If most patterns are non-matches, then this algorithm is very fast as it only takes a constant time to query the bloom filter.
Your job: First implement the Bloom filter functions by implementing the bloom_query, and bloom_add in the source file bloom.c.
To help you implement bloom_add and bloom_query, we provide you with a specific hash function implementation to map a value into a bitmap position, i.e. int hash_i(int i, long long x). This function will hash a given Rabin-Karp hash value x into an int value according to the i-th hash function. The number of hash functions that you should use is given by BLOOM_HASH_NUM, a global constant defined in file bloom.c.

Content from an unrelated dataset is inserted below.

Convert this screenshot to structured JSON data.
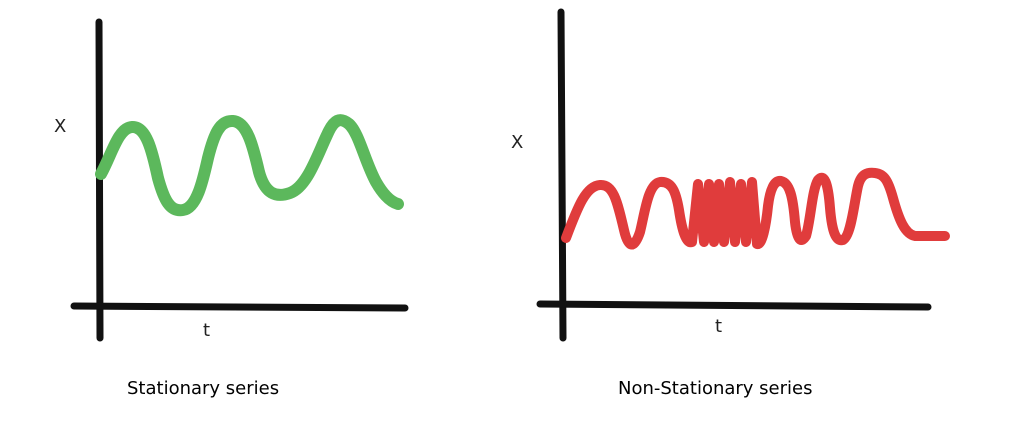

Note that you need to confine the resulting hash value to the appropriate range [0, bloom_bitmap_size) by using the modulo operation.
Testing: After you are done with the bloom filter implementation, test its correctness by typing
$ make $ ./rkgrep_test -a bloom
Once your bloom filter passes the test, you can implement the multi-pattern RK matching by implementing the rk_create_doc_bloom and rk_substring_match_using_bloom in the source file rkgrep.c. Afterwards, test your implementation by typing:
$ make $ ./rkgrep_test -a rkbloom
Once you finish all parts, you can run all tests by simply typing ./rkgrep_test. This would run the tests for all parts one by one.
Programming style:
As is the case with Lab-1, you will be graded for style and we will deduct up to 20% of total lab points for bad style based on our subjective evaluation. Please read this style guide and follow the advice.
Handin Procedure
To handin your files, simply commit and push them to github.com$ git commit -am "Finish lab2" $ git push originWe will fetching your lab files from Github.com at the specified deadline and grade them.